At the barest, the film is about the deadly serious games played between millionaire novelist Andrew Wyke and his wife’s lover, Milo Tindle (here, an unsuccessful actor rather than the hairdresser of the original) as they grapple for supremacy over one weekend.
Not a remake in the traditional sense, it borrows the central idea and much of the plot of Anthony Shaffer’s original, but has been totally rewritten by Harold Pinter. It’s conceived (in both versions) with a three-act structure, and in the new version, the first two acts follow the skeleton of the original, but the third, and least satisfying, is totally new.
In the first act, Wyke convinces the impecunious Milo to undertake a robbery so that he and Wyke’s wife, Maggie, can be together and pretends to shoot him – fade to black, with the audience convinced it was fatal. In the second, a police detective comes to the house to investigate Milo’s disappearance and Wyke is forced to admit the robbery charade, but, confronted with evidence that suggests he’s killed the younger man, he declares that he used a blank in the gun and Milo had left unharmed. Just as he’s about to arrest Wyke, the policeman reveals himself to be a disguised Milo. One round all.
Originally, the third act followed a terrified Wyke struggling to find evidence that Milo had planted around the house, the latter claiming to have murdered Wyke’s lover to implicate him. Finally, Wyke shoots Milo with real bullets as the police arrive and the latter dies with the controls of Wyke’s automata in his grip so the police know he’s there. The new film’s third act takes a different tack, with an intrigued Wyke, impressed by Milo’s performance, offering him the opportunity to replace Maggie in his life and bed as a kept man. Milo seems to play along, but then throws the offer back in his face and is shot as he goes to leave.
Caine and Law do have a certain amount of chemistry between them and it’s easy to see why finding a kindred soul would arouse Wyke, but it again smacks of not being able to find anything cleverer. Pinter used to be able to play with sexuality and the powerplays of attraction with more subtlety (as in The Servant), but presumably feels forced to up the ante as it’s no longer shocking to the audience.
The greatest loss is the witty dialogue of the original, with its verbal sparring and class struggle. It has now been replaced by something brutish – obviously, no one told the Nobel Prize winner that it’s not clever to use a swearword when you can’t think of anything better (a well-placed one can have a shocking effect, but, after several repetitions, loses its impact).
Kenneth Branagh’s direction is also often equally unsubtle, and the use of strange camera angles and CCTV irritates rather than giving a sense of style.
It seems everything has been stripped down – the dialogue, the plot and the setting. Originally, the Wyke house was full of games and toys, but here it is industrial chic, all chrome and emptiness.
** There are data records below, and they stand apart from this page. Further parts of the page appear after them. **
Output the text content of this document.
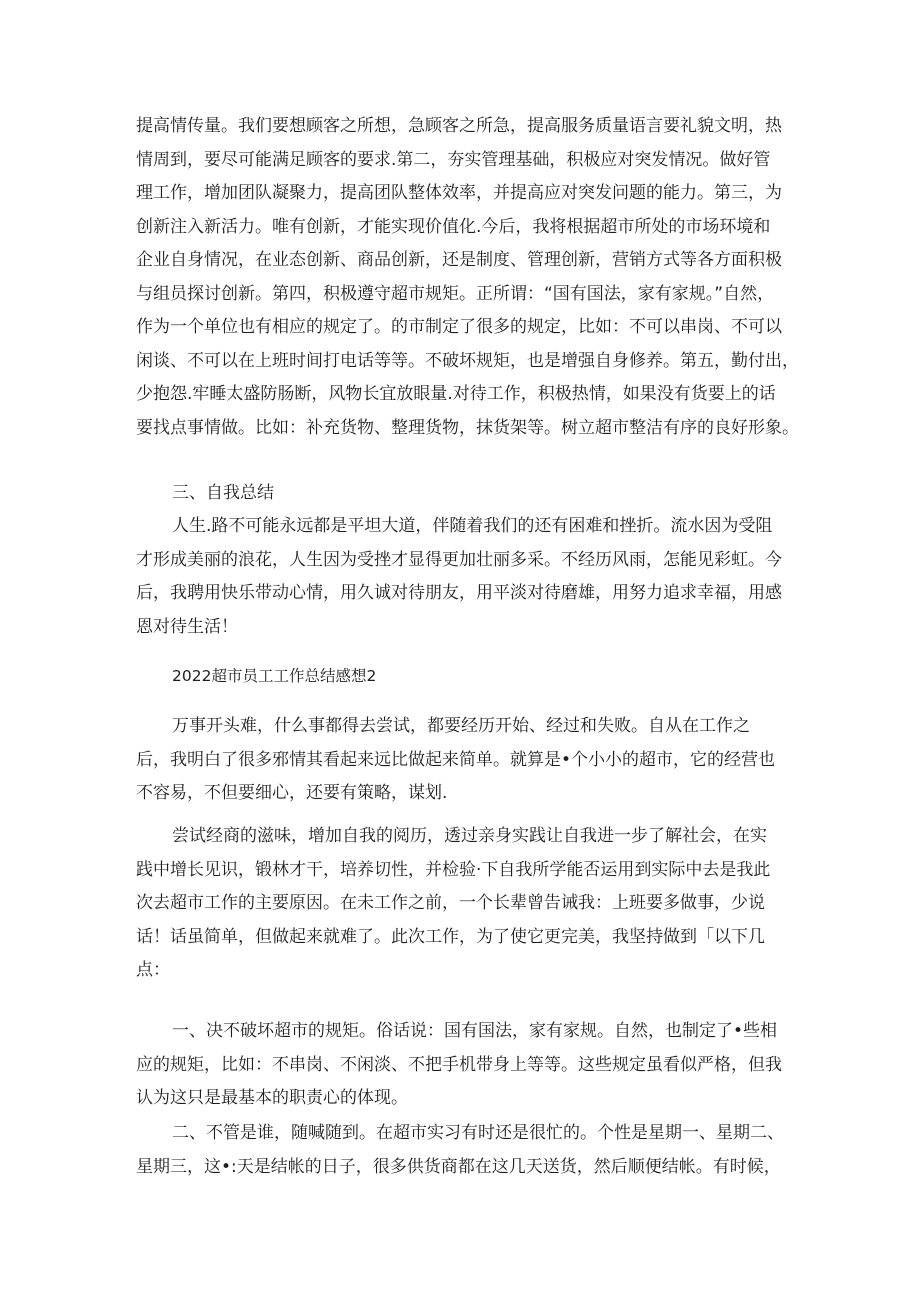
提高情传量。我们要想顾客之所想，急顾客之所急，提高服务质量语言要礼貌文明，热
情周到，要尽可能满足顾客的要求.第二，夯实管理基础，积极应对突发情况。做好管
理工作，增加团队凝聚力，提高团队整体效率，并提高应对突发问题的能力。第三，为
创新注入新活力。唯有创新，才能实现价值化.今后，我将根据超市所处的市场环境和
企业自身情况，在业态创新、商品创新，还是制度、管理创新，营销方式等各方面积极
与组员探讨创新。第四，积极遵守超市规矩。正所谓：“国有国法，家有家规。”自然，
作为一个单位也有相应的规定了。的市制定了很多的规定，比如：不可以串岗、不可以
闲谈、不可以在上班时间打电话等等。不破坏规矩，也是增强自身修养。第五，勤付出，
少抱怨.牢睡太盛防肠断，风物长宜放眼量.对待工作，积极热情，如果没有货要上的话
要找点事情做。比如：补充货物、整理货物，抹货架等。树立超市整洁有序的良好形象。
三、自我总结
人生.路不可能永远都是平坦大道，伴随着我们的还有困难和挫折。流水因为受阻
才形成美丽的浪花，人生因为受挫才显得更加壮丽多采。不经历风雨，怎能见彩虹。今
后，我聘用快乐带动心情，用久诚对待朋友，用平淡对待磨雄，用努力追求幸福，用感
恩对待生活！
2022超市员工工作总结感想2
万事开头难，什么事都得去尝试，都要经历开始、经过和失败。自从在工作之
后，我明白了很多邪情其看起来远比做起来简单。就算是•个小小的超市，它的经营也
不容易，不但要细心，还要有策略，谋划.
尝试经商的滋味，增加自我的阅历，透过亲身实践让自我进一步了解社会，在实
践中增长见识，锻林才干，培养切性，并检验·下自我所学能否运用到实际中去是我此
次去超市工作的主要原因。在未工作之前，一个长辈曾告诫我：上班要多做事，少说
话！话虽简单，但做起来就难了。此次工作，为了使它更完美，我坚持做到「以下几
点：
一、决不破坏超市的规矩。俗话说：国有国法，家有家规。自然，也制定了•些相
应的规矩，比如：不串岗、不闲淡、不把手机带身上等等。这些规定虽看似严格，但我
认为这只是最基本的职责心的体现。
二、不管是谁，随喊随到。在超市实习有时还是很忙的。个性是星期一、星期二、
星期三，这•:天是结帐的日子，很多供货商都在这几天送货，然后顺便结帐。有时候，
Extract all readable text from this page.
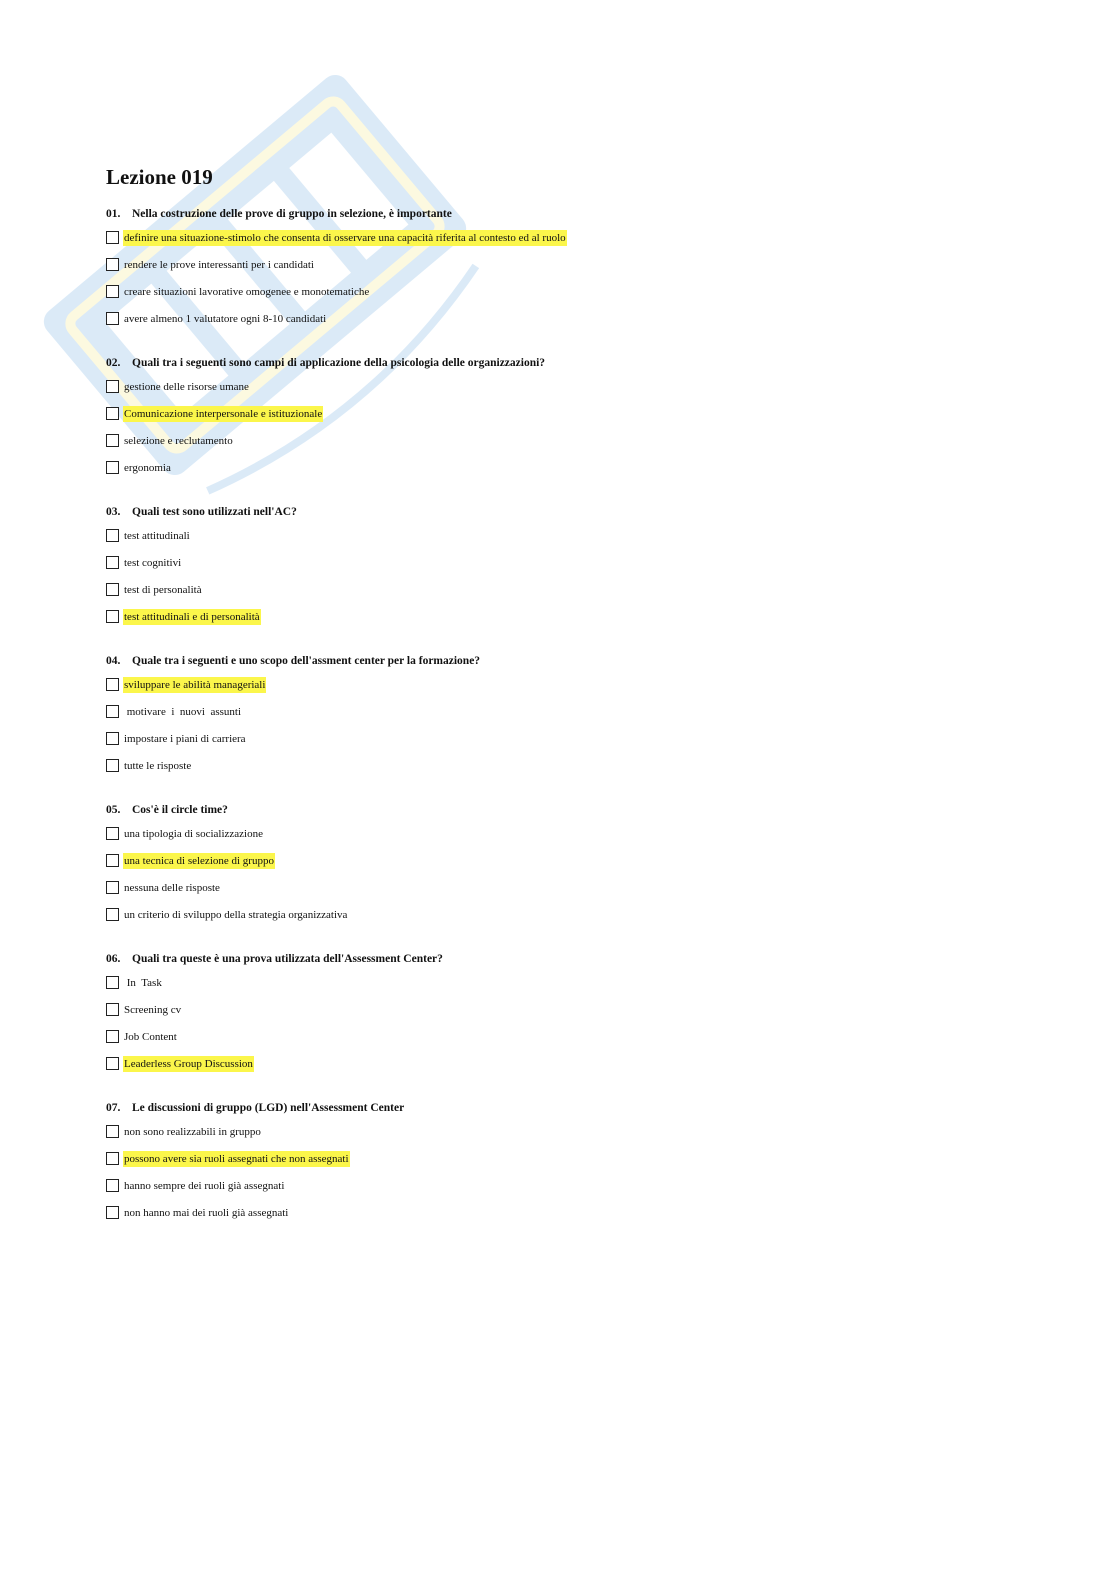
Lezione 019
01. Nella costruzione delle prove di gruppo in selezione, è importante
definire una situazione-stimolo che consenta di osservare una capacità riferita al contesto ed al ruolo
rendere le prove interessanti per i candidati
creare situazioni lavorative omogenee e monotematiche
avere almeno 1 valutatore ogni 8-10 candidati
02. Quali tra i seguenti sono campi di applicazione della psicologia delle organizzazioni?
gestione delle risorse umane
Comunicazione interpersonale e istituzionale
selezione e reclutamento
ergonomia
03. Quali test sono utilizzati nell'AC?
test attitudinali
test cognitivi
test di personalità
test attitudinali e di personalità
04. Quale tra i seguenti e uno scopo dell'assment center per la formazione?
sviluppare le abilità manageriali
motivare  i  nuovi  assunti
impostare i piani di carriera
tutte le risposte
05. Cos'è il circle time?
una tipologia di socializzazione
una tecnica di selezione di gruppo
nessuna delle risposte
un criterio di sviluppo della strategia organizzativa
06. Quali tra queste è una prova utilizzata dell'Assessment Center?
In  Task
Screening cv
Job Content
Leaderless Group Discussion
07. Le discussioni di gruppo (LGD) nell'Assessment Center
non sono realizzabili in gruppo
possono avere sia ruoli assegnati che non assegnati
hanno sempre dei ruoli già assegnati
non hanno mai dei ruoli già assegnati
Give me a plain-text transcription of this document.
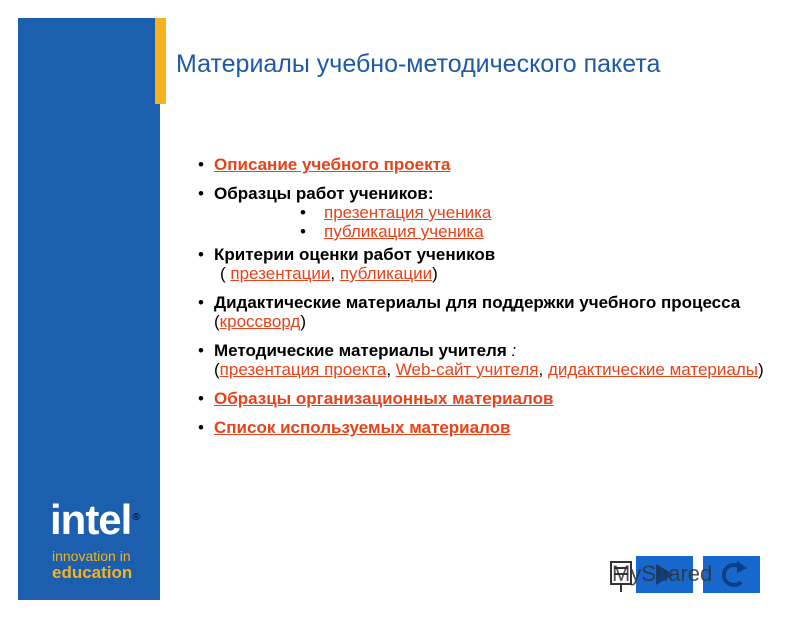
Материалы учебно-методического пакета
intel®
innovation in
education
• Описание учебного проекта
• Образцы работ учеников:
• презентация ученика
• публикация ученика
• Критерии оценки работ учеников
( презентации, публикации)
• Дидактические материалы для поддержки учебного процесса (кроссворд)
• Методические материалы учителя :
(презентация проекта, Web-сайт учителя, дидактические материалы)
• Образцы организационных материалов
• Список используемых материалов
MyShared
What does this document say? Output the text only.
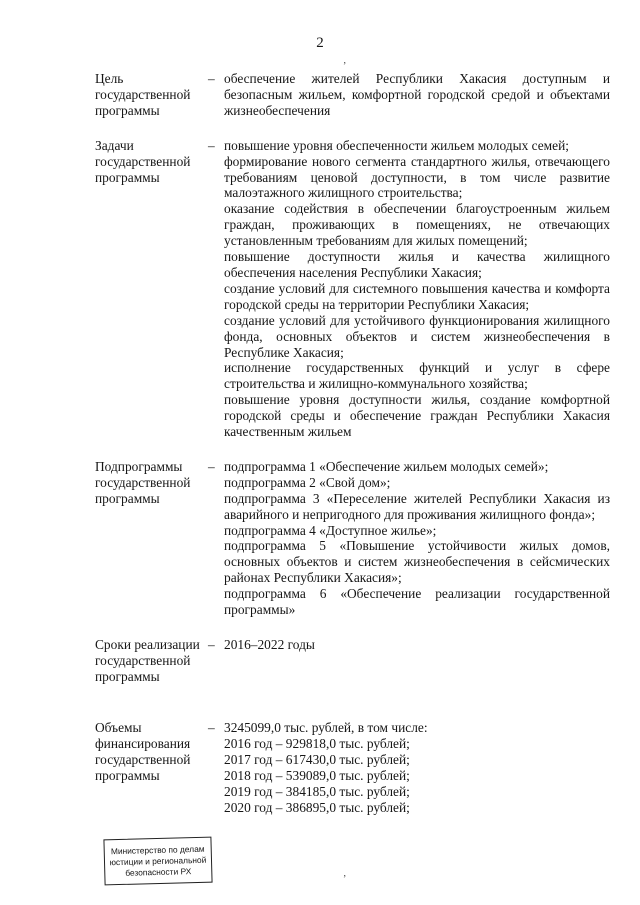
2
Цель государственной программы
– обеспечение жителей Республики Хакасия доступным и безопасным жильем, комфортной городской средой и объектами жизнеобеспечения
Задачи государственной программы
– повышение уровня обеспеченности жильем молодых семей;
формирование нового сегмента стандартного жилья, отвечающего требованиям ценовой доступности, в том числе развитие малоэтажного жилищного строительства;
оказание содействия в обеспечении благоустроенным жильем граждан, проживающих в помещениях, не отвечающих установленным требованиям для жилых помещений;
повышение доступности жилья и качества жилищного обеспечения населения Республики Хакасия;
создание условий для системного повышения качества и комфорта городской среды на территории Республики Хакасия;
создание условий для устойчивого функционирования жилищного фонда, основных объектов и систем жизнеобеспечения в Республике Хакасия;
исполнение государственных функций и услуг в сфере строительства и жилищно-коммунального хозяйства;
повышение уровня доступности жилья, создание комфортной городской среды и обеспечение граждан Республики Хакасия качественным жильем
Подпрограммы государственной программы
– подпрограмма 1 «Обеспечение жильем молодых семей»;
подпрограмма 2 «Свой дом»;
подпрограмма 3 «Переселение жителей Республики Хакасия из аварийного и непригодного для проживания жилищного фонда»;
подпрограмма 4 «Доступное жилье»;
подпрограмма 5 «Повышение устойчивости жилых домов, основных объектов и систем жизнеобеспечения в сейсмических районах Республики Хакасия»;
подпрограмма 6 «Обеспечение реализации государственной программы»
Сроки реализации государственной программы
– 2016–2022 годы
Объемы финансирования государственной программы
– 3245099,0 тыс. рублей, в том числе:
2016 год – 929818,0 тыс. рублей;
2017 год – 617430,0 тыс. рублей;
2018 год – 539089,0 тыс. рублей;
2019 год – 384185,0 тыс. рублей;
2020 год – 386895,0 тыс. рублей;
Министерство по делам
юстиции и региональной
безопасности РХ
‚
‚
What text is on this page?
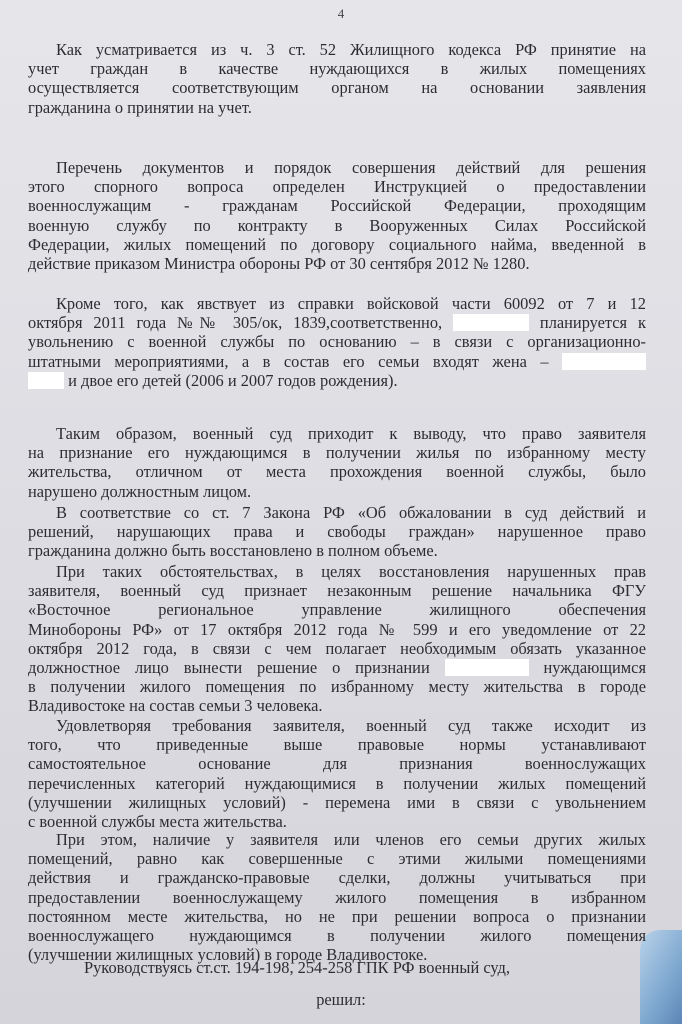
4
Как усматривается из ч. 3 ст. 52 Жилищного кодекса РФ принятие на
учет граждан в качестве нуждающихся в жилых помещениях
осуществляется соответствующим органом на основании заявления
гражданина о принятии на учет.
Перечень документов и порядок совершения действий для решения
этого спорного вопроса определен Инструкцией о предоставлении
военнослужащим - гражданам Российской Федерации, проходящим
военную службу по контракту в Вооруженных Силах Российской
Федерации, жилых помещений по договору социального найма, введенной в
действие приказом Министра обороны РФ от 30 сентября 2012 № 1280.
Кроме того, как явствует из справки войсковой части 60092 от 7 и 12
октября 2011 года №№ 305/ок, 1839,соответственно,	планируется к
увольнению с военной службы по основанию – в связи с организационно-
штатными мероприятиями, а в состав его семьи входят жена –
и двое его детей (2006 и 2007 годов рождения).
Таким образом, военный суд приходит к выводу, что право заявителя
на признание его нуждающимся в получении жилья по избранному месту
жительства, отличном от места прохождения военной службы, было
нарушено должностным лицом.
В соответствие со ст. 7 Закона РФ «Об обжаловании в суд действий и
решений, нарушающих права и свободы граждан» нарушенное право
гражданина должно быть восстановлено в полном объеме.
При таких обстоятельствах, в целях восстановления нарушенных прав
заявителя, военный суд признает незаконным решение начальника ФГУ
«Восточное региональное управление жилищного обеспечения
Минобороны РФ» от 17 октября 2012 года № 599 и его уведомление от 22
октября 2012 года, в связи с чем полагает необходимым обязать указанное
должностное лицо вынести решение о признании	нуждающимся
в получении жилого помещения по избранному месту жительства в городе
Владивостоке на состав семьи 3 человека.
Удовлетворяя требования заявителя, военный суд также исходит из
того, что приведенные выше правовые нормы устанавливают
самостоятельное основание для признания военнослужащих
перечисленных категорий нуждающимися в получении жилых помещений
(улучшении жилищных условий) - перемена ими в связи с увольнением
с военной службы места жительства.
При этом, наличие у заявителя или членов его семьи других жилых
помещений, равно как совершенные с этими жилыми помещениями
действия и гражданско-правовые сделки, должны учитываться при
предоставлении военнослужащему жилого помещения в избранном
постоянном месте жительства, но не при решении вопроса о признании
военнослужащего нуждающимся в получении жилого помещения
(улучшении жилищных условий) в городе Владивостоке.
Руководствуясь ст.ст. 194-198, 254-258 ГПК РФ военный суд,
решил:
Be warned: Country Life readers may well let out an involuntary gasp of alarm at what appears to have been done to the interior of the perfect Georgian country house.
All of which detracts from what are two excellent performances from Jude Law as the lover and Michael Caine as the novelist (he played the Tindle role in the original version opposite Laurence Olivier). Mr Caine exudes reptilian malevolence, displaying malice and charm in equal measure. But it’s Jude Law who is the knockout, returning to the form he used to display when not required to be the glossy leading man. He’s probably even more convincing as the inspector than Michael Caine was in the original (he holds the accent better) and seems more vulnerable as Milo (the shooting at the end of the first act is much more brutal and skocking).
Slick, stark and twisty, it’s this year’s most stylish and clever thriller, but will ultimately leave you disappointed that the alchemy of the four talents involved could not have produced something with more fire.